How APIs Help Banks Step Back From Siloed Business Banking

The U.K.’s Open Banking market initiative is seeping into the U.S., and into the business banking segment, as financial institutions (FIs) explore ways to improve their B2B services and compete with more agile FinTech firms. Banks’ willingness to embrace Open Banking signals an understanding that small and medium-sized businesses (SMBs) are demanding better services in the ways consumers have, and that leaving the SMB segment to rival FinTech firms is no longer an option for the largest FIs.

Business customers themselves are expecting faster, automated services from their banks as a result of Open Banking, Centtrip data found earlier this year, yet the majority of businesses surveyed said they haven’t seen any of the anticipated benefits yet. That could be because banks are struggling to make the most of the Open Banking opportunity for the corporate world.

Open Banking “was always going to be a bigger challenge in how it was going to be introduced to a corporate market, where, obviously, banking and transactional requirements are much more complex,” explained Centtrip CEO Brian Jamieson in an interview with PYMNTS last January.

While there certainly are greater complexities in the business banking sphere that may be holding the industry back from embracing Open Banking for the B2B segment, Roger Vincent, chief innovation officer and general manager at Trade Ledger, recently told PYMNTS that banks may be approaching the concept from the wrong angle.

“A lot of investment has gone into creating better onboarding journeys for customers,” he said, “but this, to us, doesn’t solve the major problem in banking.”

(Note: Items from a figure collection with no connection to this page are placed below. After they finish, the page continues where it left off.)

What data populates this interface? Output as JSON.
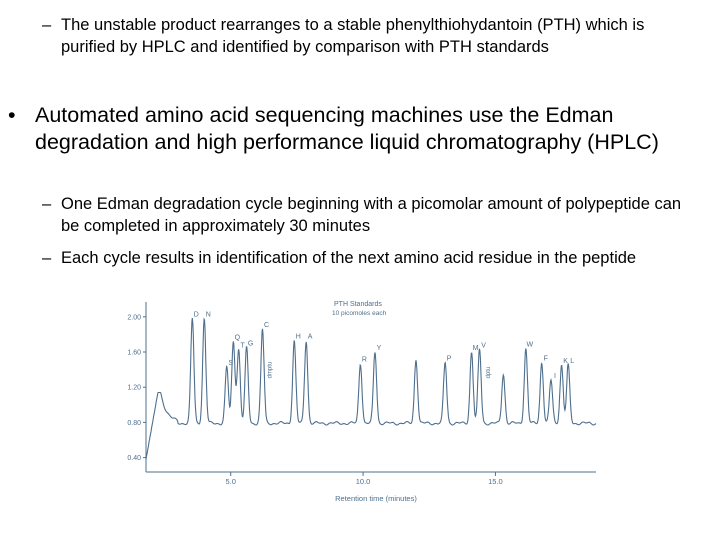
{
  "slide": {
    "sub_point_1": "The unstable product rearranges to a stable phenylthiohydantoin (PTH) which is purified by HPLC and identified by comparison with PTH standards",
    "bullet_1": "Automated amino acid sequencing machines use the Edman degradation and high performance liquid chromatography (HPLC)",
    "sub_point_2": "One Edman degradation cycle beginning with a picomolar amount of polypeptide can be completed in approximately 30 minutes",
    "sub_point_3": "Each cycle results in identification of the next amino acid residue in the peptide",
    "dash_glyph": "–",
    "bullet_glyph": "•"
  },
  "chart_data": {
    "type": "line",
    "title": "PTH Standards",
    "subtitle": "10 picomoles each",
    "xlabel": "Retention time (minutes)",
    "ylabel": "",
    "xlim": [
      1.8,
      18.8
    ],
    "ylim": [
      0.35,
      2.1
    ],
    "x_ticks": [
      "5.0",
      "10.0",
      "15.0"
    ],
    "y_ticks": [
      "2.00",
      "1.60",
      "1.20",
      "0.80",
      "0.40"
    ],
    "baseline": 0.79,
    "grid": false,
    "line_color": "#4e6f8e",
    "peaks": [
      {
        "label": "D",
        "x": 3.55,
        "y": 1.98
      },
      {
        "label": "N",
        "x": 4.0,
        "y": 1.98
      },
      {
        "label": "S",
        "x": 4.85,
        "y": 1.43
      },
      {
        "label": "Q",
        "x": 5.1,
        "y": 1.72
      },
      {
        "label": "T",
        "x": 5.3,
        "y": 1.63
      },
      {
        "label": "G",
        "x": 5.6,
        "y": 1.65
      },
      {
        "label": "C",
        "x": 6.2,
        "y": 1.86
      },
      {
        "label": "H",
        "x": 7.4,
        "y": 1.73
      },
      {
        "label": "A",
        "x": 7.85,
        "y": 1.73
      },
      {
        "label": "R",
        "x": 9.9,
        "y": 1.47
      },
      {
        "label": "Y",
        "x": 10.45,
        "y": 1.6
      },
      {
        "label": "P",
        "x": 13.1,
        "y": 1.48
      },
      {
        "label": "M",
        "x": 14.1,
        "y": 1.6
      },
      {
        "label": "V",
        "x": 14.4,
        "y": 1.63
      },
      {
        "label": "W",
        "x": 16.15,
        "y": 1.64
      },
      {
        "label": "F",
        "x": 16.75,
        "y": 1.48
      },
      {
        "label": "I",
        "x": 17.1,
        "y": 1.28
      },
      {
        "label": "K",
        "x": 17.5,
        "y": 1.45
      },
      {
        "label": "L",
        "x": 17.75,
        "y": 1.45
      }
    ],
    "minor_peaks": [
      {
        "x": 12.0,
        "y": 1.52
      },
      {
        "x": 15.3,
        "y": 1.35
      }
    ],
    "annotations": [
      {
        "text": "dmptu",
        "x": 6.55
      },
      {
        "text": "dptu",
        "x": 14.8
      }
    ]
  }
}
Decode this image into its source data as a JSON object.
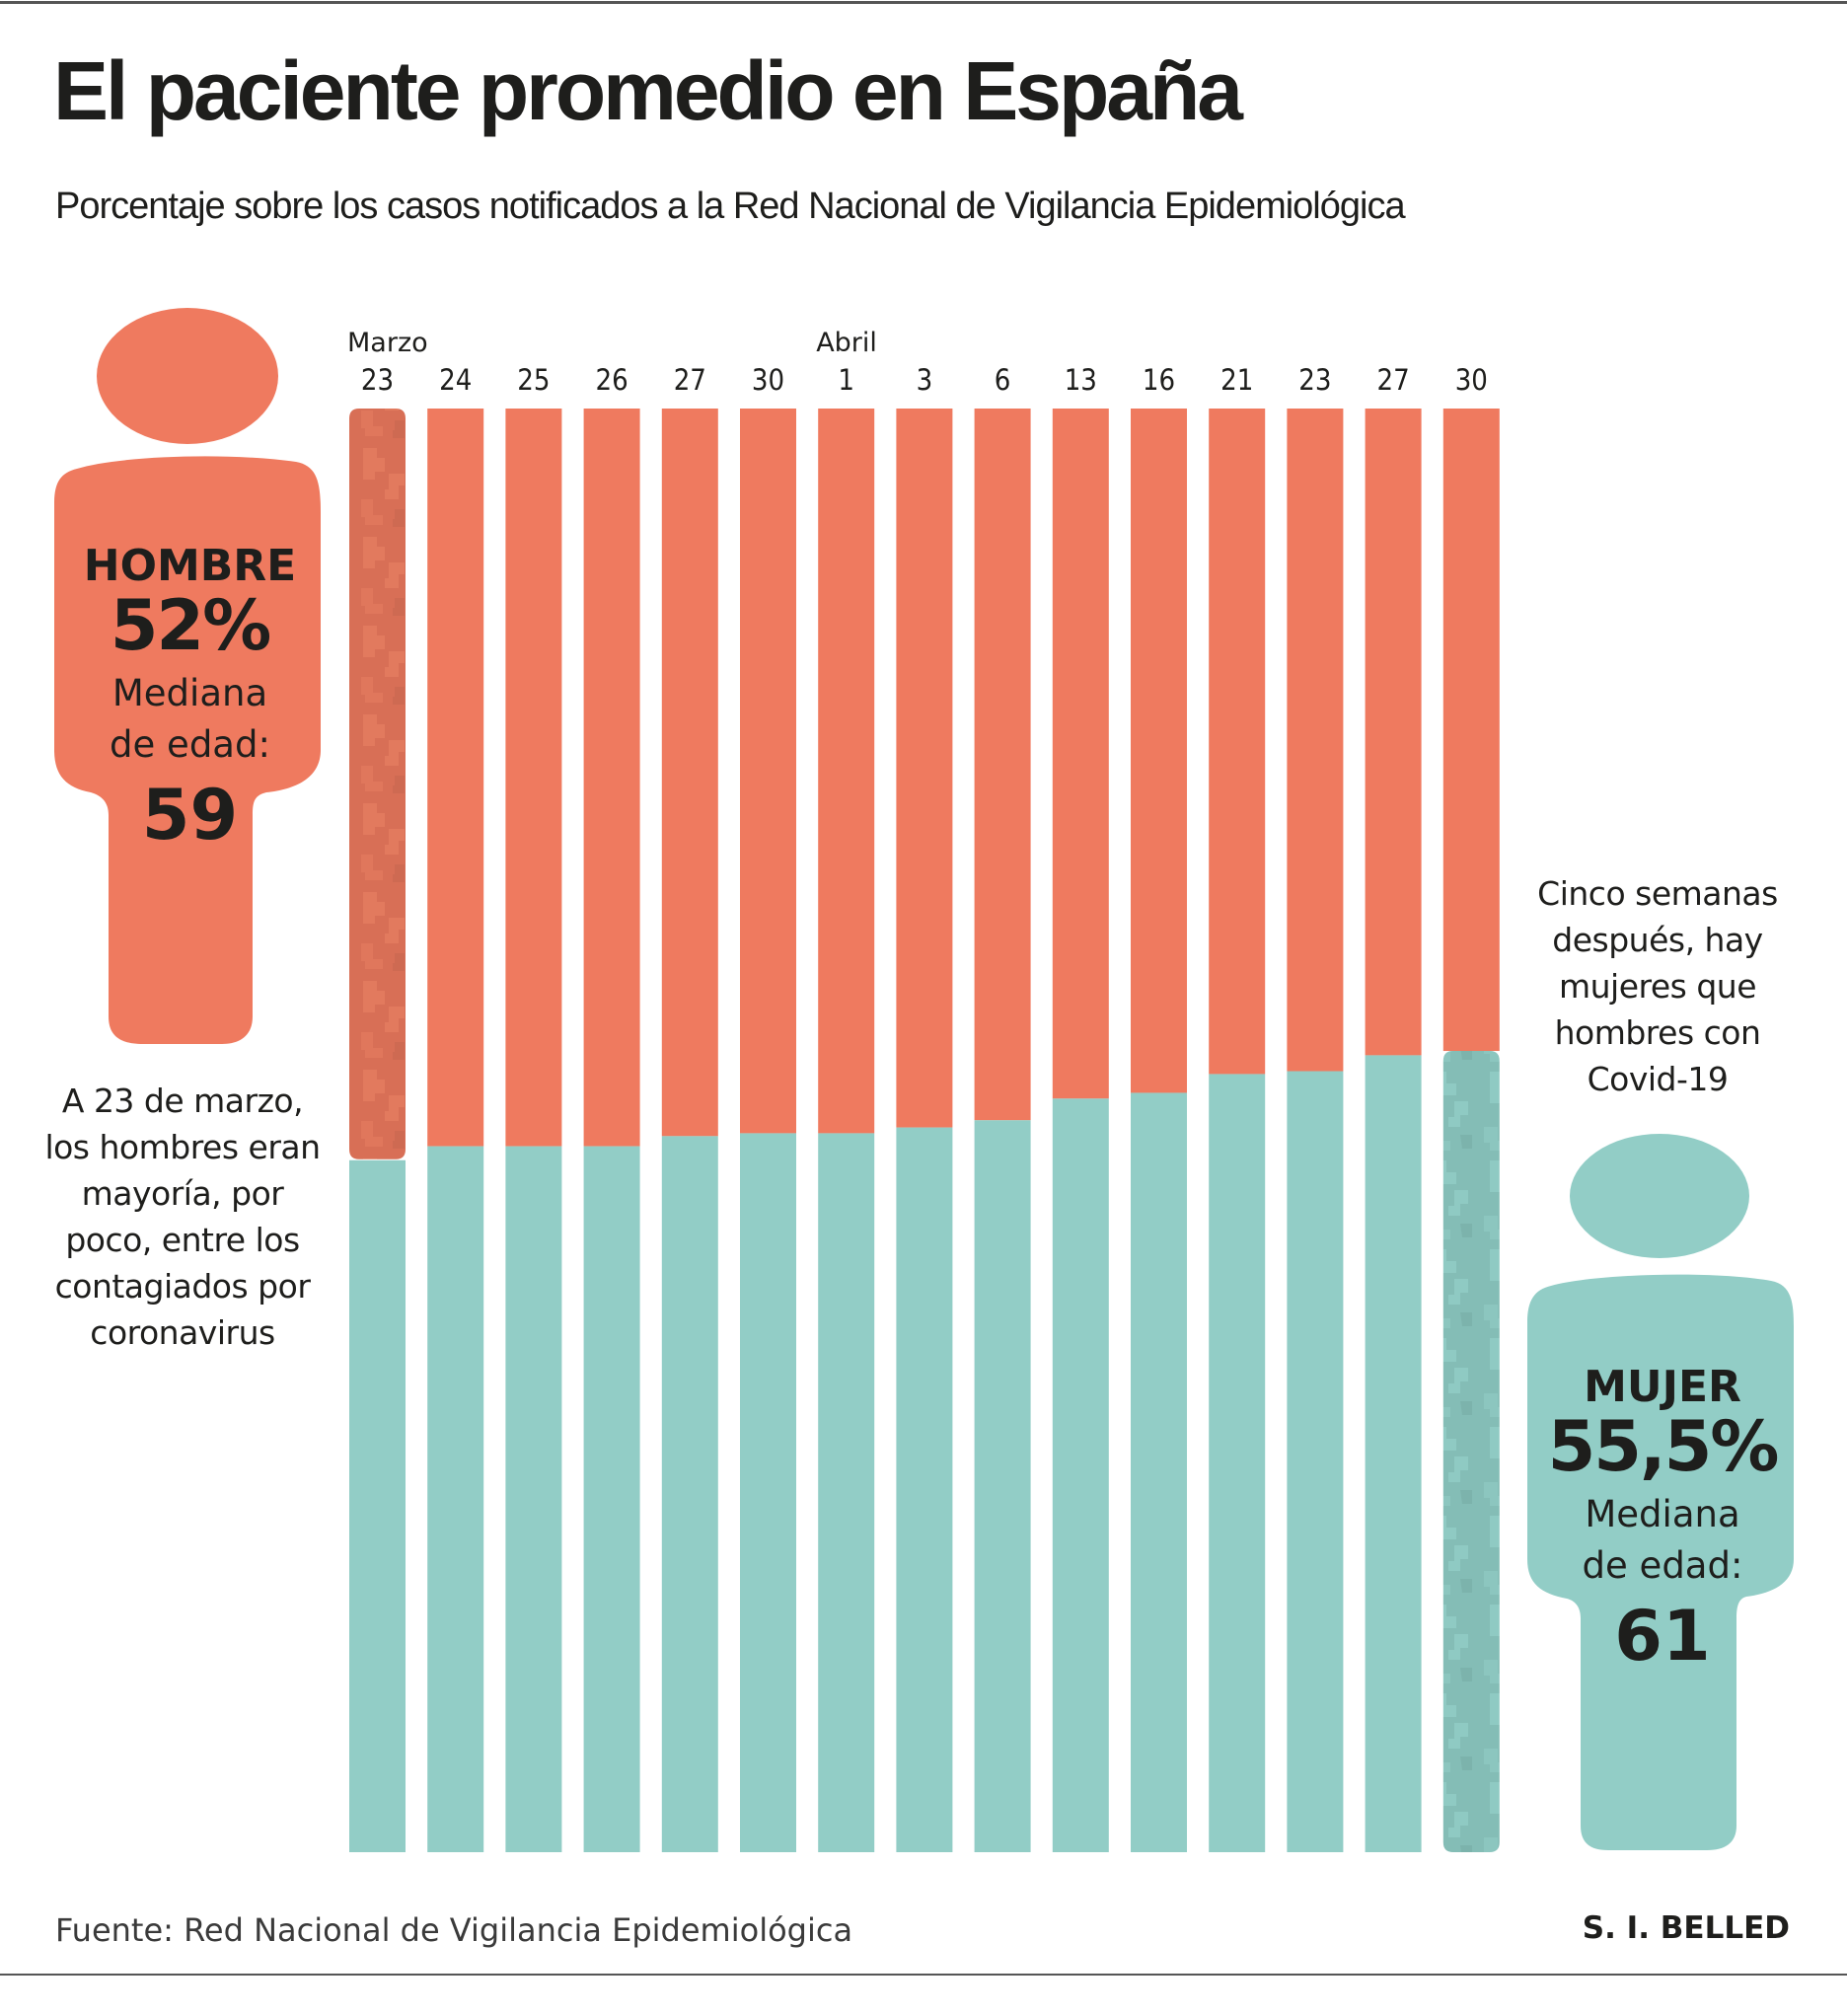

When it comes to embracing application programming interfaces (APIs) and data integrations with FinTech firms, FIs tend to focus on the individual products they can roll out to their small business or corporate customer bases. While a broader, more digital product offering is a step in the right direction, Vincent said the focus on the product itself makes for siloed suites that don’t address the underlying issues concerning connectivity and seamlessness, which businesses need from their banking providers.

Banking-as-a-Service

It’s in this context that Banking-as-a-Service (BaaS) has emerged to not only connect banks with a single solution they can extend to their own customer bases, but a range of products and services that are all ingrained with each other — from lending to foreign exchange and trade finance, to insurance and payments. Competition from FinTech firms, and the adoption of BaaS and Open Banking, are combining forces to change banks’ approach, noted Vincent.

“Banks are steadily transitioning to very different business models as they battle to remain the primary financial channel of their customers,” he said. “They risk becoming commodity product providers if they do not diversify and offer a customer experience that rivals those of the big tech firms and non-banks.”

That customer experience must not only include new products, but a focus on interconnectivity. This shift has led Trade Ledger to introduce its so-called “marketplace banking” initiative. Beginning with a collaboration with trade credit insurance and BaaS firm Nimbla, Trade Ledger is launching a marketplace to not only provide FIs with a range of products they can deploy, but with a framework to support connectivity between them.

With Nimbla, Trade Ledger will also offer an integrated business credit and trade credit insurance proposition for banks.

Regardless of the product itself, though, modern banking technology must be able to be built as “modular, scalable and event-triggered solutions,” said Vincent. These requirements rely on API integrations with other platforms, with Vincent adding that this Open Banking model is “the utopia that most large, global banks are now building toward.”

Looking Ahead

Those FIs are also looking at a range of emerging technologies to achieve their Open Banking goals and improve the business banking experience. According to Vincent, these include tools like APIs, bots and artificial intelligence, though blockchain remains on the back burner for now.

“Most banks would admit that, while there is investment and progress being made in this space, and new bank consortia being established, these technologies are nowhere near being integrated into mainstream banking applications, and they remain experimental,” he noted, adding that blockchain is not yet at the point of having the shelf life banks demand from mature technologies.

However, even without blockchain, APIs can be powerful tools in financial services. In the trade finance market, Vincent said data connectivity can reimagine the business credit and risk analysis process to make it an “even lower risk than consumer credit.”

That can’t happen by simply launching a new product with an easy onboarding process. Rather, Vincent said, truly transformational services will occur in relation to each other, when data can be interconnected, and services like business credit are approached not as a siloed product, but as a value-added solution for corporate customers.